On gross inspection, the tumor exhibited multiple nodular solid lesions with prominent bleeding (Figure 2). The blood tumor was an adrenal vascular endothelial cyst surrounded by CD31-positive/PDPN-negative endothelial lining and papillary hyperplasia (Figure 3(a)). There was no arteriovenous malformation. As a possible source of hyperaldosteronism, CYP11B2-positive multiple adrenocortical micronodules (MN) surrounded by hyperplastic zona glomerulosa without diffuse overexpression of CYP11B2 were identified (Figure 3(b)). The expression of dehydroepiandrosterone sulfotransferase (DHEA-ST) in zona reticularis was normal (Figure 3(c)).
Figure 2.
Gross inspection of the resected tumor.
Figure 3.
(a) H-E staining (H-E) immunostaining with anti-CD31 antibody (CD31) or anti-PDPN (D2-40) antibody (PDPN) of the resected tumor (magnification: x200). (b) Immunostaining of the resected tumor with anti-CD11B2 antibody. Left: loupe, right: x400 magnification. Arrow: CYP11B2-positive regions. (c) Immunostaining with anti-DHEA-ST antibody of the adjacent adrenal gland (magnification: x20).
3. Discussion
In this paper, we report the unique case of prominent hyporeninemic hyperaldosteronism with a large vascular endothelial cyst. The coincidence of hyporeninemic hyperaldosteronism and adrenal cyst was reported only in one case report, where primary aldosteronism (PA) by adrenal adenoma was combined with ipsilateral pseudocyst [5].

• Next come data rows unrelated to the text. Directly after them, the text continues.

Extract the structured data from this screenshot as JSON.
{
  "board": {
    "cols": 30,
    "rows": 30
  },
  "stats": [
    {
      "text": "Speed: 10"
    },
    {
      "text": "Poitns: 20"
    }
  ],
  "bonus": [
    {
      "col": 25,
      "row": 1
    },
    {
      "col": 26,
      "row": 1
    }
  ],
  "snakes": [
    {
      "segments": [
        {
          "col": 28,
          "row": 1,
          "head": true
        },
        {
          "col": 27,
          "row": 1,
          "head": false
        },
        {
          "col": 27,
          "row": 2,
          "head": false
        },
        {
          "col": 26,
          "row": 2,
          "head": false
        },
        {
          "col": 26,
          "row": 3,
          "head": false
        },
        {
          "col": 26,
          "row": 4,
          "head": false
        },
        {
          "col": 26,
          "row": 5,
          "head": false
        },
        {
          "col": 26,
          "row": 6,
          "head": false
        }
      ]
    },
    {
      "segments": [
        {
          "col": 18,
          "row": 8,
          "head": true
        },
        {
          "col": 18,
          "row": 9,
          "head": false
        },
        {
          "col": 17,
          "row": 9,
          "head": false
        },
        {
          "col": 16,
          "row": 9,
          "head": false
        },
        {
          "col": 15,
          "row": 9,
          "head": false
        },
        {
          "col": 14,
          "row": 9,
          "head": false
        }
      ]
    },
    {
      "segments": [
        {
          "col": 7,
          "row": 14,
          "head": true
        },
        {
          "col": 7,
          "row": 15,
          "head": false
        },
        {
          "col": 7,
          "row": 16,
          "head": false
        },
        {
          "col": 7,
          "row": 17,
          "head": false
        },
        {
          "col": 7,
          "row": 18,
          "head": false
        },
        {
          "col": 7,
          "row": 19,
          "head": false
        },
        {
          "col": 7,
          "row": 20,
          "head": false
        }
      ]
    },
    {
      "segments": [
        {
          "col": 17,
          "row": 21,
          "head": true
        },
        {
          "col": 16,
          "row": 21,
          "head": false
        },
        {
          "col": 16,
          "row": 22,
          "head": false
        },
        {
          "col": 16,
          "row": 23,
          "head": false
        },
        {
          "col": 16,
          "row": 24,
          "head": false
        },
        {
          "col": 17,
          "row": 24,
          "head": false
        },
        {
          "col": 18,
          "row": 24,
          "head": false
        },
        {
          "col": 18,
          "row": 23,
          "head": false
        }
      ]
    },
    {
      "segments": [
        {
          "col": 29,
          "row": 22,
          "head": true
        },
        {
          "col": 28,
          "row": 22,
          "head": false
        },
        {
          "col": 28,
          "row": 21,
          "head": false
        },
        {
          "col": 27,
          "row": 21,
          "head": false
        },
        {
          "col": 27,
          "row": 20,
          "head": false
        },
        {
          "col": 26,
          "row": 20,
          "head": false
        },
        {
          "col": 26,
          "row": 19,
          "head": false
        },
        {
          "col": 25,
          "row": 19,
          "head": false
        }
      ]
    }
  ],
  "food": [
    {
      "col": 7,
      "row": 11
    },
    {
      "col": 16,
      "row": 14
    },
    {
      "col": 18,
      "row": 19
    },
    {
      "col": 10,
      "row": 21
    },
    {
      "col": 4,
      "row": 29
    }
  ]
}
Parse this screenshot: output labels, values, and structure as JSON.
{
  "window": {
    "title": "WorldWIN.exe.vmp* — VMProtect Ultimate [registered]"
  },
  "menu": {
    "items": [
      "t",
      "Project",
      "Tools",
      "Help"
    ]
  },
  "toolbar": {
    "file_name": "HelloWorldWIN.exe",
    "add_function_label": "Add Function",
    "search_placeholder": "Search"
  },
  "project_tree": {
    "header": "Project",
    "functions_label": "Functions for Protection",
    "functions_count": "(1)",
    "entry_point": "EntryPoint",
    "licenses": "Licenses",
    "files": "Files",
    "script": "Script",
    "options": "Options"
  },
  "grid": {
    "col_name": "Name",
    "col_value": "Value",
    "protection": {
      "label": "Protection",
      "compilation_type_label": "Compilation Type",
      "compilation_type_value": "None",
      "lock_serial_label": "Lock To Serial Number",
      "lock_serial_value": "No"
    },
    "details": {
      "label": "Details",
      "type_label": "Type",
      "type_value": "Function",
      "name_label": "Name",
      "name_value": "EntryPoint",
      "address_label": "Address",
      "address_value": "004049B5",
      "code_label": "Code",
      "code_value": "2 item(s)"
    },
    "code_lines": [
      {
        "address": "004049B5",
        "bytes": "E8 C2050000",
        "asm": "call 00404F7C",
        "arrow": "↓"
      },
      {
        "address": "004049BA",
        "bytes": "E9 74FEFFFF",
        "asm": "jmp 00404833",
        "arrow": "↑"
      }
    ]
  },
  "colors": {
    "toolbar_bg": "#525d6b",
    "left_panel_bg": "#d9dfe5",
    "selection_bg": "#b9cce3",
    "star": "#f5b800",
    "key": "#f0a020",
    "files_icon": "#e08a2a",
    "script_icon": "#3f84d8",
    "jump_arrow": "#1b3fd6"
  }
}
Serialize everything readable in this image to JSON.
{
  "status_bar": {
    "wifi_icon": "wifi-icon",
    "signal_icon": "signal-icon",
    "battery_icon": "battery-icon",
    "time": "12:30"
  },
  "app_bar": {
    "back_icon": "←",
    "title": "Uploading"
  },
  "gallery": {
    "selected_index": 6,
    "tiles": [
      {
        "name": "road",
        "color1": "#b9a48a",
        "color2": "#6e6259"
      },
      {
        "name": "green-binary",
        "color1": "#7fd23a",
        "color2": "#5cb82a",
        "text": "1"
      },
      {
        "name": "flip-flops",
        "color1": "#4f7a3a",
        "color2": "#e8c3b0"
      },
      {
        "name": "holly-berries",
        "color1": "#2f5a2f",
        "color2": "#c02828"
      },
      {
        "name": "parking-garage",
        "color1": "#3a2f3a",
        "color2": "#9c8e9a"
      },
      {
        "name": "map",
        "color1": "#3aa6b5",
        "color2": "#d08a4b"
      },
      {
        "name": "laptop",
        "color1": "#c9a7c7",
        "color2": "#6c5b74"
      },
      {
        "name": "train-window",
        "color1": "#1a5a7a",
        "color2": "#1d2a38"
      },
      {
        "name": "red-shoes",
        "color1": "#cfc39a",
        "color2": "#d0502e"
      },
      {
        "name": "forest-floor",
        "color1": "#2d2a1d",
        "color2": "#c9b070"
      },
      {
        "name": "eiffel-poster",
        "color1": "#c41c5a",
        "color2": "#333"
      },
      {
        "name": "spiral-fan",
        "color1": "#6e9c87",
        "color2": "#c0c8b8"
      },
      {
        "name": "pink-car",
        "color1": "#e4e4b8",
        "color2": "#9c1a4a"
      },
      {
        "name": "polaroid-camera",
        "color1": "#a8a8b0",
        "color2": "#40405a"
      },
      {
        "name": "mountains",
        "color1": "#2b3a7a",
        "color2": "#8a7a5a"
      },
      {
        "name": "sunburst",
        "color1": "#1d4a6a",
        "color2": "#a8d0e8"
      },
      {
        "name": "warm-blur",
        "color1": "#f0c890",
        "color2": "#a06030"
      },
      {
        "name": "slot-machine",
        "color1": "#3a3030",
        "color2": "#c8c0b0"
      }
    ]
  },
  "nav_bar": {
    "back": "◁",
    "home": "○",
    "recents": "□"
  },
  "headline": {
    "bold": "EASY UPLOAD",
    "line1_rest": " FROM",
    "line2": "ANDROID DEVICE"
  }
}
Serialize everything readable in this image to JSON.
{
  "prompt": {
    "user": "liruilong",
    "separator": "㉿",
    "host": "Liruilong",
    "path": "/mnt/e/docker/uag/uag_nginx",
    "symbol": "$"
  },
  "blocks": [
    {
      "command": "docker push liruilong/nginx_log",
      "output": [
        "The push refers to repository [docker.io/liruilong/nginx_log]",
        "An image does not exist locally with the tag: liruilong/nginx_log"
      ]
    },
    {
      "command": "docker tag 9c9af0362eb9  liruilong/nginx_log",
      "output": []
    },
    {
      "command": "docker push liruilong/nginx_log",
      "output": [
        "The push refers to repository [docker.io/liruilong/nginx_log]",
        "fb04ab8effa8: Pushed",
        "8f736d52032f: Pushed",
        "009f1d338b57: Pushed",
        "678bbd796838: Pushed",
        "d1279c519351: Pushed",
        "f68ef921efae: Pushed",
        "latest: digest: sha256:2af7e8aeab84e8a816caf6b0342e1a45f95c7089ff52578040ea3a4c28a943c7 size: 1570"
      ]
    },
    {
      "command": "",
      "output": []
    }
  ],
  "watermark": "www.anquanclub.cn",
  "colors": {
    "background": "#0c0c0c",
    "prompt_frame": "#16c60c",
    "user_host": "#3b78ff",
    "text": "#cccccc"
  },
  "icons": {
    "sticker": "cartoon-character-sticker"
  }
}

The cause of adrenal vascular endothelial cysts and pseudocysts is not clear, but they are considered to originate from prior hemorrhage from pre-existing vascular hamartoma or adrenal vein [3, 6]. As aldosterone is known to be directly involved in vascular damage [7] and hemodynamics within the tissue [8], it might attribute to such adrenal hemorrhages. For example, intra-adrenal veins are considered to be uniquely fragile in patients with PA, from the fact that extremely high rate of intra-adrenal hemorrhage was experienced specifically in adrenal venography of PA [9]. As a possible mechanism, mineralocorticoid receptor was expressed in vascular smooth muscle cells (VSMC) [10] and direct mineralocorticoid effect on vascular tone and contractility has been suggested [11–13]. Aldosterone also stimulates fibroblast-mediated fibrosis in a vascular matrix [14–16]. PA not only increases intravascular volume in the whole body [17] but also decreases local vascular resistance, at least in the kidney [8], which may increase the flow volume in the tissue. Analogically, PA might also increase the flow volume of the adrenal vein and make it prone to hemorrhage. In this case, hemorrhagic diathesis by warfarin would be attributed to adrenal hemorrhages. ESRD may also be attributed to vascular cysts, as congestion or hemorrhage was frequently observed in the adrenal of patients with ESRD in an autopsy analysis [18].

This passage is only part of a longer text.